Even under the unflattering light of the gaslamp, her skin was the colour of new ivory, her face a perfect oval, her mouth an even more perfect bow. Her eyes were wide, like those of a doe, and her brows were thin arches of the finest down. Her hair, what he could see of it spilling from under her jewelled mantilla, was the colour of starlight. Slender of form and so graceful as to seem part of the drifting mist, she was not as tall as a male Venusian, about Hand’s height. Her robes shimmered as if spun from pure platinum and gold.
Then she was swallowed by mist and darkness.
Hand heard her moving ahead of him, her footfalls neither slow nor hurried. He followed after, though he suspected she would very soon go her way and he his since his path lay ultimately toward the river-bridge and hers obviously deeper into Yzankranda. But, at least for the moment, he could imagine he walked the same street as she, which was all a mortal could hope for when suddenly in the numinous realm of a goddess.
His senses still adrenaline-heightened from his own brush with deviltry, Hand was perhaps more attuned to his surroundings than he would have been otherwise, so he heard the furtive sounds ahead of the girl before she did herself. Even before her measured pace stuttered, before her first intake of startled breath, Hand was on the move. By the time she uttered a small scream of fright, he saw her and her attackers through the mist in the dim light spilling from a window; not breaking his stride, he p
laced his segir bottle on a crate against the nearby wall and rushed into the fray like an avenging demon.
There were three footpads, but the odds suited him.
Two of the ruffians were human, the third a young Venusian who had obviously been off-world long enough to gain some colour, develop some bulk, and pick up some very bad human habits. The humans held the writhing girl, while their cohort tried to pluck the jewels and filigree from her mantilla and robes. None were being very successful, so violent were the girl’s motions, so active were her tugging arms and kicking feet.

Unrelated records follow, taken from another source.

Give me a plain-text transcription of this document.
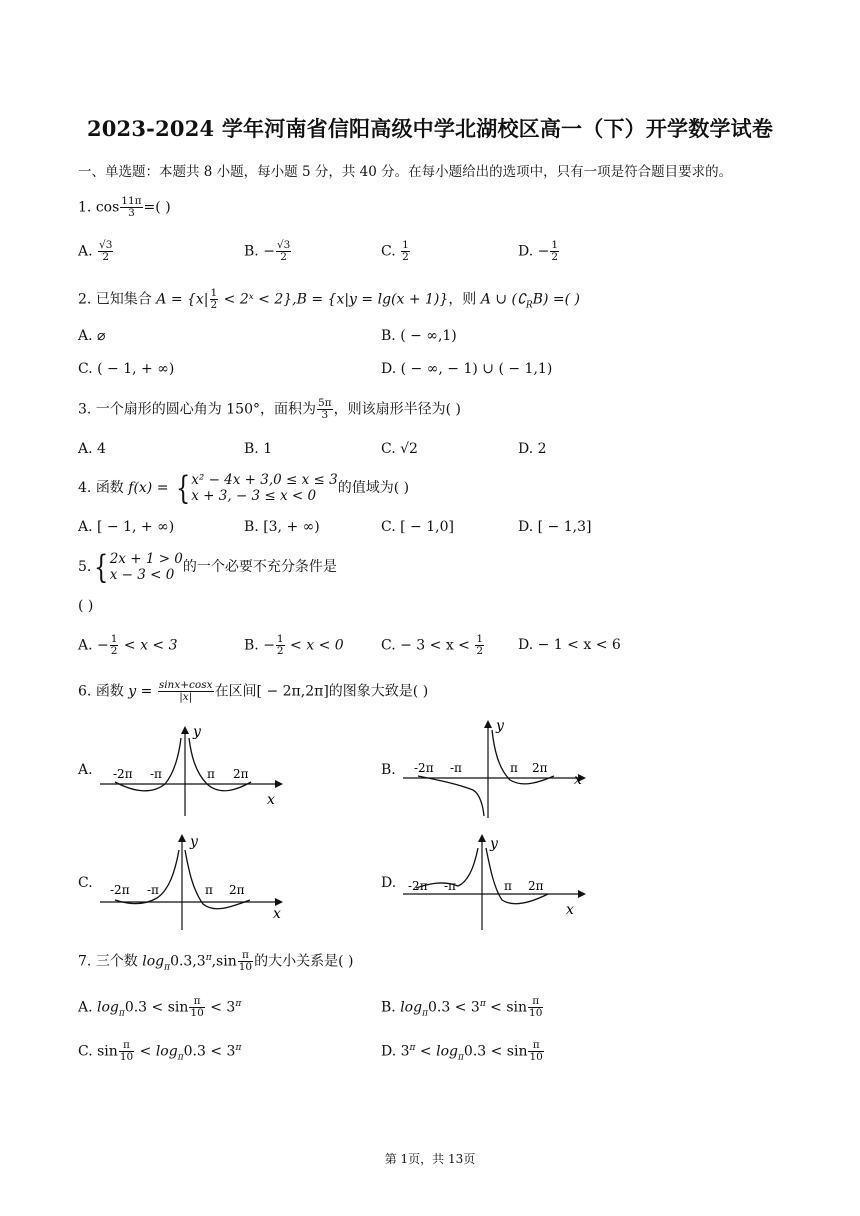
2023-2024 学年河南省信阳高级中学北湖校区高一（下）开学数学试卷
一、单选题：本题共 8 小题，每小题 5 分，共 40 分。在每小题给出的选项中，只有一项是符合题目要求的。
1. $\cos \frac{11\pi}{3}$ =( )
A. $\frac{√3}{2}$	B. − $\frac{√3}{2}$	C. $\frac{1}{2}$	D. − $\frac{1}{2}$
2. 已知集合 $A = \{x| \frac{1}{2}$ < 2ˣ < 2},B = {x|y = lg(x + 1)}，则 A ∪ $(∁_RB)$ =( )
A. ⌀	B. ( − ∞,1)
C. ( − 1, + ∞)	D. ( − ∞, − 1) ∪ ( − 1,1)
3. 一个扇形的圆心角为 150°，面积为 $\frac{5\pi}{3}$ ，则该扇形半径为( )
A. 4	B. 1	C. √2	D. 2
4. 函数 f(x) = { x² − 4x + 3,0 ≤ x ≤ 3
x + 3, − 3 ≤ x < 0	的值域为( )
A. [ − 1, + ∞)	B. [3, + ∞)	C. [ − 1,0]	D. [ − 1,3]
5.{ 2x + 1 > 0
x − 3 < 0 的一个必要不充分条件是
( )
A. − $\frac{1}{2} < x < 3$	B. − $\frac{1}{2} < x < 0$	C. − $3 < x < \frac{1}{2} D$. − 1 < x < 6
6. 函数 $y = \frac{\sin x+\cos x}{|x|}$ 在区间[ − 2π,2π]的图象大致是( )
A.
y
x
-2π -π	π 2π	B.
y
x
-2π -π	π 2π
C.
y
x
-2π -π	π 2π	D.
y
x
-2π -π	π 2π
7. 三个数 $\log_\pi 0.3,3^\pi,\sin \frac{\pi}{10}$ 的大小关系是( )
A. $\log_\pi 0.3 < \sin \frac{\pi}{10} < 3^\pi$	B. $\log_\pi 0.3 < 3^\pi < \sin \frac{\pi}{10}$
C. $\sin \frac{\pi}{10} < \log_\pi 0.3 < 3^\pi$	D. $3^\pi < \log_\pi 0.3 < \sin \frac{\pi}{10}$
第 1页，共 13页
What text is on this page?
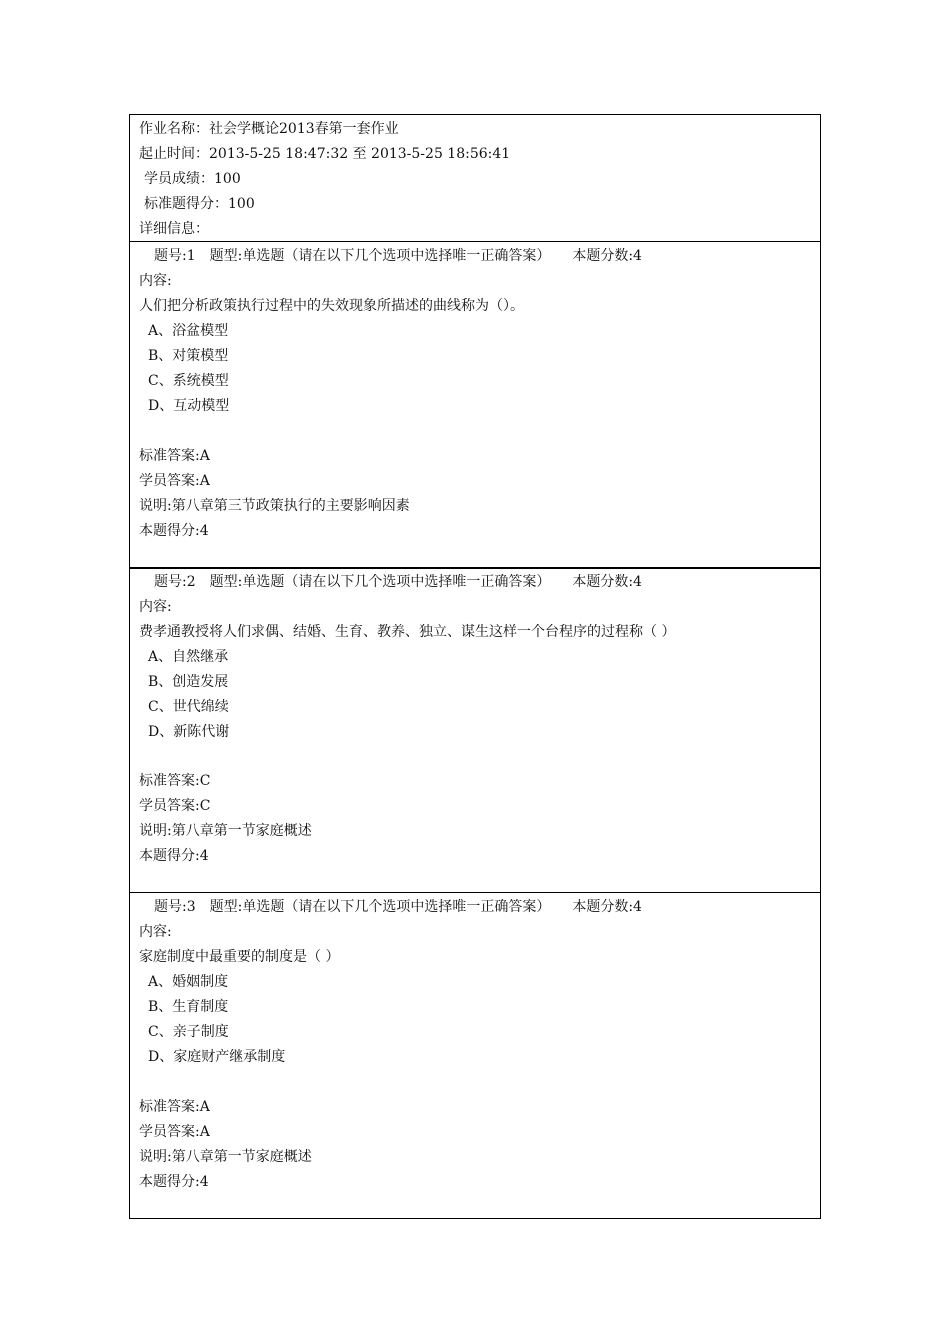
作业名称：社会学概论2013春第一套作业
起止时间：2013-5-25 18:47:32 至 2013-5-25 18:56:41
学员成绩：100
标准题得分：100
详细信息：
题号:1 题型:单选题（请在以下几个选项中选择唯一正确答案） 本题分数:4
内容:
人们把分析政策执行过程中的失效现象所描述的曲线称为（）。
A、浴盆模型
B、对策模型
C、系统模型
D、互动模型
标准答案:A
学员答案:A
说明:第八章第三节政策执行的主要影响因素
本题得分:4
题号:2 题型:单选题（请在以下几个选项中选择唯一正确答案） 本题分数:4
内容:
费孝通教授将人们求偶、结婚、生育、教养、独立、谋生这样一个台程序的过程称（ ）
A、自然继承
B、创造发展
C、世代绵续
D、新陈代谢
标准答案:C
学员答案:C
说明:第八章第一节家庭概述
本题得分:4
题号:3 题型:单选题（请在以下几个选项中选择唯一正确答案） 本题分数:4
内容:
家庭制度中最重要的制度是（ ）
A、婚姻制度
B、生育制度
C、亲子制度
D、家庭财产继承制度
标准答案:A
学员答案:A
说明:第八章第一节家庭概述
本题得分:4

Hand slammed into the Venusian first, sending him reeling into the darkness and mist. From the points of view of the two humans, their partner in crime had been suddenly replaced by a violently snarling Martian. The man on the left got Hand’s right first hard in his face, while the other received an ever harder jab in his solar plexus; the first fell back, the other doubled over. Released by her captors, the girl flattened against a nearby wall, but she did not run away.
Hand helped the doubled-over robber straighten up with a swift uppercut under his chin. His spine gave a very audible crack, as did his neck when his head snapped back.
The other fellow, back on his feet as his compatriot slowly slid down the wall, came at Hand with both fists churning the air. He flew back without landing a punch, his face once again receiving the brunt of Hand’s attention. He fell over his moaning friend.
Hand heard pounding footfalls and reached up his pant leg.
The Venusian rushed back out of the darkness into which he had vanished, thirsting for bloody revenge. He stopped dead in his tracks, his eyes fearfully wide and the business-end of Hand’s gun less than an inch from the tip of his nose.
The two humans were back, but they too stopped when they saw their Venusian friend at bay. They looked at Hand. They looked at each other. They ran into the darkness and their frenzied footfalls were lost to hearing in mere seconds.